Werkgeversaansprakelijkheid op grond van artikel 7:611 BW ook voor ongemotoriseerde verkeersongelukken
Op grond van artikel 7:658 BW is een werkgever aansprakelijk voor schade die de werknemer oploopt bij het verrichten van de werkzaamheden op de werkvloer. Een dergelijke aansprakelijkheid bestaat niet wanneer de werkgever niet in zijn zorgplicht voor een veilige werkomgeving is tekortgeschoten, of de schade een gevolg is van opzet of bewuste roekeloosheid van de werknemer. Een vergelijkbare wettelijke regeling voor de schade die de werknemer oploopt op een andere locatie dan op de werkvloer is er niet. Op basis van rechtspraak kan een werkgever echter in bepaalde gevallen wel aansprakelijk zijn voor schade die de werknemer buiten de werkvloer oploopt. Dat is het geval wanneer de werknemer in het kader van de uitoefening van zijn werkzaamheden schade oploopt bij een gemotoriseerd verkeersongeluk en de schade niet door een verzekering wordt gedekt. De werkgever is niet voor deze schade aansprakelijk wanneer de schade het gevolg is van opzet of bewuste roekeloosheid van de werknemer, of wanneer de werkgever een adequate verzekering voor dergelijke schade heeft afgesloten, of de werknemer een vergoeding heeft betaald om zelf een adequate verzekering af te sluiten. Het was niet duidelijk of een werkgever ook aansprakelijk was voor schade die de werknemer in de uitoefening van zijn werkzaamheden oploopt bij een niet gemotoriseerd verkeersongeluk. Recentelijk heeft de Hoge Raad echter in het St. Maatzorg / Van der Graaf arrest bepaald, dat dit het geval is. De Hoge Raad bepaalde dat een werkgever op gelijke wijze als dat hij aansprakelijk is voor schade voortvloeiend uit een gemotoriseerd verkeersongeluk, aansprakelijk is voor schade door een ongeval met een niet gemotoriseerd voertuig, en schade die een werknemer als voetganger oploopt in een ongeval waarbij een voertuig betrokken is. Dit is om twee redenen opmerkelijk: 1. Een werknemer die als voetganger aan het verkeer deelneemt, kan alleen vergoeding van de schade van zijn werkgever vorderen, wanneer er sprake is van een verkeersongeval waarbij een voertuig is betrokken en dus niet wanneer er sprake is van een eenzijdig ongeval of een ongeval tussen twee voetgangers. 2. Het is voor zover bekend niet mogelijk om een adequate verzekering tegen een redelijke premie af te sluiten voor ongemotoriseerde verkeersongelukken. De aansprakelijkheid van de werkgever voor ongemotoriseerde verkeersongevallen is daarmee een risicoaansprakelijkheid.

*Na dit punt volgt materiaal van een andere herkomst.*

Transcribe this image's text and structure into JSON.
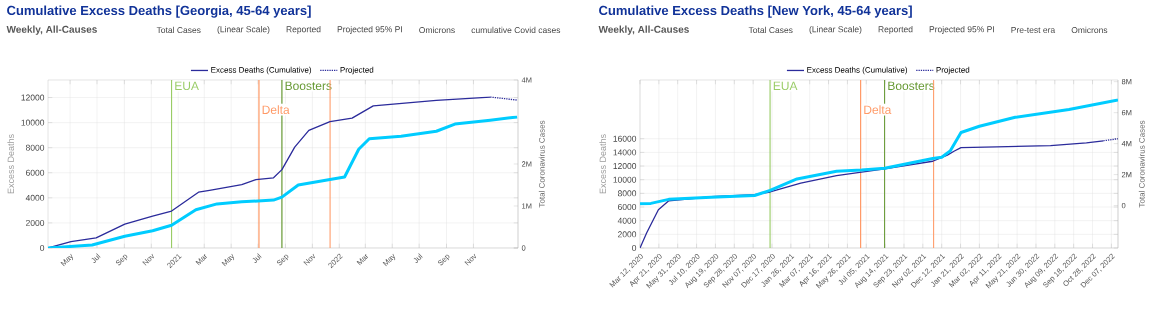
{
  "chart_data": [
    {
      "type": "line",
      "title": "Cumulative Excess Deaths [Georgia, 45-64 years]",
      "subtitle": "Weekly, All-Causes",
      "ylabel": "Excess Deaths",
      "y2label": "Total Coronavirus Cases",
      "xlim": [
        "2020-03-12",
        "2023-02-10"
      ],
      "xticks": [
        {
          "value": "2020-05-01",
          "label": "May"
        },
        {
          "value": "2020-07-01",
          "label": "Jul"
        },
        {
          "value": "2020-09-01",
          "label": "Sep"
        },
        {
          "value": "2020-11-01",
          "label": "Nov"
        },
        {
          "value": "2021-01-01",
          "label": "2021"
        },
        {
          "value": "2021-03-01",
          "label": "Mar"
        },
        {
          "value": "2021-05-01",
          "label": "May"
        },
        {
          "value": "2021-07-01",
          "label": "Jul"
        },
        {
          "value": "2021-09-01",
          "label": "Sep"
        },
        {
          "value": "2021-11-01",
          "label": "Nov"
        },
        {
          "value": "2022-01-01",
          "label": "2022"
        },
        {
          "value": "2022-03-01",
          "label": "Mar"
        },
        {
          "value": "2022-05-01",
          "label": "May"
        },
        {
          "value": "2022-07-01",
          "label": "Jul"
        },
        {
          "value": "2022-09-01",
          "label": "Sep"
        },
        {
          "value": "2022-11-01",
          "label": "Nov"
        }
      ],
      "ylim": [
        0,
        13400
      ],
      "yticks": [
        0,
        2000,
        4000,
        6000,
        8000,
        10000,
        12000
      ],
      "y2lim": [
        0,
        4000000
      ],
      "y2ticks": [
        {
          "value": 0,
          "label": "0"
        },
        {
          "value": 1000000,
          "label": "1M"
        },
        {
          "value": 2000000,
          "label": "2M"
        },
        {
          "value": 4000000,
          "label": "4M"
        }
      ],
      "grid": true,
      "legend": "top",
      "marker": "none",
      "series": [
        {
          "name": "Excess Deaths (Cumulative)",
          "color": "#2b2b9b",
          "line_style": "solid",
          "x": [
            "2020-03-12",
            "2020-05-03",
            "2020-06-29",
            "2020-09-02",
            "2020-11-04",
            "2020-12-17",
            "2021-02-16",
            "2021-03-13",
            "2021-05-25",
            "2021-06-26",
            "2021-08-05",
            "2021-08-24",
            "2021-09-22",
            "2021-10-24",
            "2021-12-11",
            "2022-01-30",
            "2022-03-19",
            "2022-08-09",
            "2022-12-09"
          ],
          "values": [
            0,
            500,
            800,
            1900,
            2550,
            2950,
            4450,
            4600,
            5050,
            5450,
            5600,
            6250,
            8050,
            9380,
            10080,
            10360,
            11340,
            11770,
            12040
          ]
        },
        {
          "name": "Projected",
          "color": "#2b2b9b",
          "line_style": "dotted",
          "x": [
            "2022-12-09",
            "2023-02-08"
          ],
          "values": [
            12040,
            11800
          ]
        },
        {
          "color": "#00ccff",
          "axis": "y2",
          "line_style": "solid",
          "x": [
            "2020-03-12",
            "2020-06-20",
            "2020-09-02",
            "2020-11-04",
            "2020-12-17",
            "2021-02-10",
            "2021-03-30",
            "2021-05-25",
            "2021-08-05",
            "2021-08-24",
            "2021-09-30",
            "2021-12-11",
            "2022-01-13",
            "2022-02-14",
            "2022-03-10",
            "2022-05-21",
            "2022-08-09",
            "2022-09-20",
            "2022-12-09",
            "2023-02-08"
          ],
          "values": [
            0,
            70000,
            280000,
            410000,
            540000,
            910000,
            1050000,
            1100000,
            1140000,
            1210000,
            1500000,
            1630000,
            1690000,
            2350000,
            2600000,
            2660000,
            2780000,
            2950000,
            3040000,
            3120000
          ]
        }
      ],
      "ref_lines": [
        {
          "axis": "x",
          "value": "2020-12-17",
          "label": "EUA",
          "color": "#99cc66"
        },
        {
          "axis": "x",
          "value": "2021-08-24",
          "label": "Boosters",
          "color": "#669933"
        },
        {
          "axis": "x",
          "value": "2021-07-03",
          "label": "Delta",
          "color": "#ff9966"
        },
        {
          "axis": "x",
          "value": "2021-12-11",
          "color": "#ff9966"
        }
      ],
      "annotations": [
        "Total Cases",
        "(Linear Scale)",
        "Reported",
        "Projected 95% PI",
        "Omicrons",
        "cumulative Covid cases"
      ]
    },
    {
      "type": "line",
      "title": "Cumulative Excess Deaths [New York, 45-64 years]",
      "subtitle": "Weekly, All-Causes",
      "ylabel": "Excess Deaths",
      "y2label": "Total Coronavirus Cases",
      "xlim": [
        "2020-03-12",
        "2022-12-21"
      ],
      "xticks": [
        {
          "value": "2020-03-12",
          "label": "Mar 12, 2020"
        },
        {
          "value": "2020-04-21",
          "label": "Apr 21, 2020"
        },
        {
          "value": "2020-05-31",
          "label": "May 31, 2020"
        },
        {
          "value": "2020-07-10",
          "label": "Jul 10, 2020"
        },
        {
          "value": "2020-08-19",
          "label": "Aug 19, 2020"
        },
        {
          "value": "2020-09-28",
          "label": "Sep 28, 2020"
        },
        {
          "value": "2020-11-07",
          "label": "Nov 07, 2020"
        },
        {
          "value": "2020-12-17",
          "label": "Dec 17, 2020"
        },
        {
          "value": "2021-01-26",
          "label": "Jan 26, 2021"
        },
        {
          "value": "2021-03-07",
          "label": "Mar 07, 2021"
        },
        {
          "value": "2021-04-16",
          "label": "Apr 16, 2021"
        },
        {
          "value": "2021-05-26",
          "label": "May 26, 2021"
        },
        {
          "value": "2021-07-05",
          "label": "Jul 05, 2021"
        },
        {
          "value": "2021-08-14",
          "label": "Aug 14, 2021"
        },
        {
          "value": "2021-09-23",
          "label": "Sep 23, 2021"
        },
        {
          "value": "2021-11-02",
          "label": "Nov 02, 2021"
        },
        {
          "value": "2021-12-12",
          "label": "Dec 12, 2021"
        },
        {
          "value": "2022-01-21",
          "label": "Jan 21, 2022"
        },
        {
          "value": "2022-03-02",
          "label": "Mar 02, 2022"
        },
        {
          "value": "2022-04-11",
          "label": "Apr 11, 2022"
        },
        {
          "value": "2022-05-21",
          "label": "May 21, 2022"
        },
        {
          "value": "2022-06-30",
          "label": "Jun 30, 2022"
        },
        {
          "value": "2022-08-09",
          "label": "Aug 09, 2022"
        },
        {
          "value": "2022-09-18",
          "label": "Sep 18, 2022"
        },
        {
          "value": "2022-10-28",
          "label": "Oct 28, 2022"
        },
        {
          "value": "2022-12-07",
          "label": "Dec 07, 2022"
        }
      ],
      "ylim": [
        0,
        24600
      ],
      "yticks": [
        0,
        2000,
        4000,
        6000,
        8000,
        10000,
        12000,
        14000,
        16000
      ],
      "y2lim": [
        -2740000,
        8110000
      ],
      "y2ticks": [
        {
          "value": 0,
          "label": "0"
        },
        {
          "value": 2000000,
          "label": "2M"
        },
        {
          "value": 4000000,
          "label": "4M"
        },
        {
          "value": 6000000,
          "label": "6M"
        },
        {
          "value": 8000000,
          "label": "8M"
        }
      ],
      "grid": true,
      "legend": "top",
      "marker": "none",
      "series": [
        {
          "name": "Excess Deaths (Cumulative)",
          "color": "#2b2b9b",
          "line_style": "solid",
          "x": [
            "2020-03-12",
            "2020-03-26",
            "2020-04-20",
            "2020-05-12",
            "2020-08-10",
            "2020-11-10",
            "2020-12-13",
            "2021-02-16",
            "2021-05-03",
            "2021-06-25",
            "2021-08-13",
            "2021-11-23",
            "2021-12-24",
            "2022-01-08",
            "2022-01-22",
            "2022-04-08",
            "2022-07-31",
            "2022-10-15",
            "2022-11-20"
          ],
          "values": [
            0,
            2200,
            5600,
            6900,
            7500,
            7800,
            8200,
            9500,
            10600,
            11100,
            11600,
            12700,
            13600,
            14200,
            14700,
            14800,
            15000,
            15400,
            15700
          ]
        },
        {
          "name": "Projected",
          "color": "#2b2b9b",
          "line_style": "dotted",
          "x": [
            "2022-11-20",
            "2022-12-21"
          ],
          "values": [
            15700,
            16000
          ]
        },
        {
          "color": "#00ccff",
          "axis": "y2",
          "line_style": "solid",
          "x": [
            "2020-03-12",
            "2020-04-04",
            "2020-05-12",
            "2020-08-10",
            "2020-11-10",
            "2020-12-13",
            "2021-02-08",
            "2021-05-03",
            "2021-06-25",
            "2021-08-13",
            "2021-11-23",
            "2021-12-12",
            "2021-12-30",
            "2022-01-22",
            "2022-03-02",
            "2022-05-17",
            "2022-09-08",
            "2022-12-21"
          ],
          "values": [
            120000,
            140000,
            400000,
            530000,
            650000,
            980000,
            1720000,
            2210000,
            2290000,
            2410000,
            3040000,
            3120000,
            3530000,
            4720000,
            5120000,
            5700000,
            6200000,
            6820000
          ]
        }
      ],
      "ref_lines": [
        {
          "axis": "x",
          "value": "2020-12-13",
          "label": "EUA",
          "color": "#99cc66"
        },
        {
          "axis": "x",
          "value": "2021-08-13",
          "label": "Boosters",
          "color": "#669933"
        },
        {
          "axis": "x",
          "value": "2021-06-23",
          "label": "Delta",
          "color": "#ff9966"
        },
        {
          "axis": "x",
          "value": "2021-11-25",
          "color": "#ff9966"
        }
      ],
      "annotations": [
        "Total Cases",
        "(Linear Scale)",
        "Reported",
        "Projected 95% PI",
        "Pre-test era",
        "Omicrons"
      ]
    }
  ]
}
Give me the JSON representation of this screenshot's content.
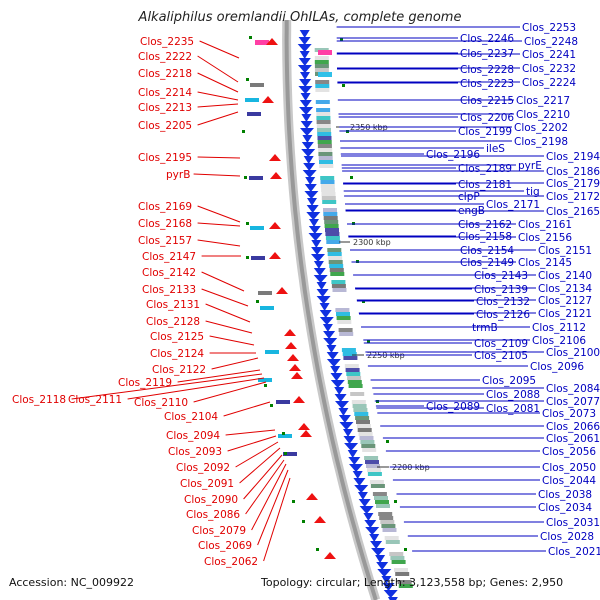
{
  "title": "Alkaliphilus oremlandii OhILAs, complete genome",
  "footer": {
    "accession": "Accession: NC_009922",
    "topology": "Topology: circular; Length: 3,123,558 bp; Genes: 2,950"
  },
  "colors": {
    "left_labels": "#e00000",
    "right_labels": "#0000c0",
    "backbone": "#999999",
    "gene_arrows": "#1030e0",
    "tick_marks": "#008000"
  },
  "scale_labels": [
    "2350 kbp",
    "2300 kbp",
    "2250 kbp",
    "2200 kbp"
  ],
  "left_genes": [
    "Clos_2235",
    "Clos_2222",
    "Clos_2218",
    "Clos_2214",
    "Clos_2213",
    "Clos_2205",
    "Clos_2195",
    "pyrB",
    "Clos_2169",
    "Clos_2168",
    "Clos_2157",
    "Clos_2147",
    "Clos_2142",
    "Clos_2133",
    "Clos_2131",
    "Clos_2128",
    "Clos_2125",
    "Clos_2124",
    "Clos_2122",
    "Clos_2119",
    "Clos_2118",
    "Clos_2111",
    "Clos_2110",
    "Clos_2104",
    "Clos_2094",
    "Clos_2093",
    "Clos_2092",
    "Clos_2091",
    "Clos_2090",
    "Clos_2086",
    "Clos_2079",
    "Clos_2069",
    "Clos_2062"
  ],
  "right_genes": [
    "Clos_2253",
    "Clos_2246",
    "Clos_2248",
    "Clos_2237",
    "Clos_2241",
    "Clos_2228",
    "Clos_2232",
    "Clos_2223",
    "Clos_2224",
    "Clos_2215",
    "Clos_2217",
    "Clos_2206",
    "Clos_2210",
    "Clos_2199",
    "Clos_2202",
    "Clos_2198",
    "ileS",
    "Clos_2196",
    "Clos_2194",
    "Clos_2189",
    "pyrE",
    "Clos_2186",
    "Clos_2181",
    "Clos_2179",
    "tig",
    "clpP",
    "Clos_2172",
    "Clos_2171",
    "engB",
    "Clos_2165",
    "Clos_2162",
    "Clos_2161",
    "Clos_2158",
    "Clos_2156",
    "Clos_2154",
    "Clos_2151",
    "Clos_2149",
    "Clos_2145",
    "Clos_2143",
    "Clos_2140",
    "Clos_2139",
    "Clos_2134",
    "Clos_2132",
    "Clos_2127",
    "Clos_2126",
    "Clos_2121",
    "trmB",
    "Clos_2112",
    "Clos_2109",
    "Clos_2106",
    "Clos_2105",
    "Clos_2100",
    "Clos_2096",
    "Clos_2095",
    "Clos_2084",
    "Clos_2088",
    "Clos_2077",
    "Clos_2089",
    "Clos_2081",
    "Clos_2073",
    "Clos_2066",
    "Clos_2061",
    "Clos_2056",
    "Clos_2050",
    "Clos_2044",
    "Clos_2038",
    "Clos_2034",
    "Clos_2031",
    "Clos_2028",
    "Clos_2021"
  ]
}
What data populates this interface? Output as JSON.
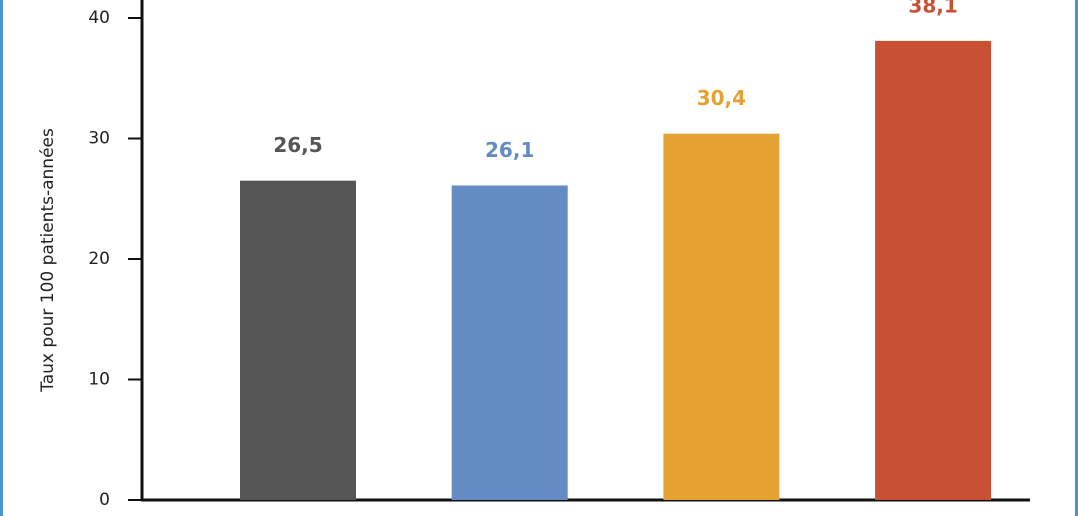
{
  "chart_data": {
    "type": "bar",
    "y_label": "Taux pour 100 patients-années",
    "categories": [
      null,
      null,
      null,
      null
    ],
    "values": [
      26.5,
      26.1,
      30.4,
      38.1
    ],
    "value_labels": [
      "26,5",
      "26,1",
      "30,4",
      "38,1"
    ],
    "colors": [
      "#555555",
      "#638bc4",
      "#e5a132",
      "#c85134"
    ],
    "label_colors": [
      "#555555",
      "#638bc4",
      "#e5a132",
      "#c85134"
    ],
    "ylim": [
      0,
      40
    ],
    "yticks": [
      0,
      10,
      20,
      30,
      40
    ],
    "grid": false
  }
}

Vergoeding kennelijk onredelijk ontslag
De Hoge Raad heeft onlangs, op 27 november 2009, korte metten gemaakt met de formule die het Gerechtshof Den Haag bij de toekenning van vergoedingen in kennelijk onredelijk ontslagprocedures hanteerde (=’XYZ-formule, zie onze nieuwsbrief van september 2009) en daarmee naar alle waarschijnlijkheid ook met de formule die andere Gerechthoven toepasten. Volgens de Hoge Raad kan bij het bepalen van de vergoeding wegens kennelijk onredelijk ontslag juist niet de XYZformule, die gebaseerd was op de in de ontbindingszaken toegepaste kantonrechtersformule, worden gehanteerd. De vergoeding bij een ontbinding is een vergoeding naar billijkheid, terwijl de vergoeding bij kennelijk onredelijk ontslag een vergoeding is wegens geleden schade. De enkele omstandigheid dat de werkgever de werknemer bij het ontslag geen vergoeding heeft aangeboden, maakt het ontslag nog niet kennelijk onredelijk. Door deze uitspraak van de Hoge Raad komt de nadruk in kennelijk onredelijk ontslagprocedures veeleer te liggen op de vraag of er daadwerkelijk schade is geleden. Die schade zal moeten worden begroot.”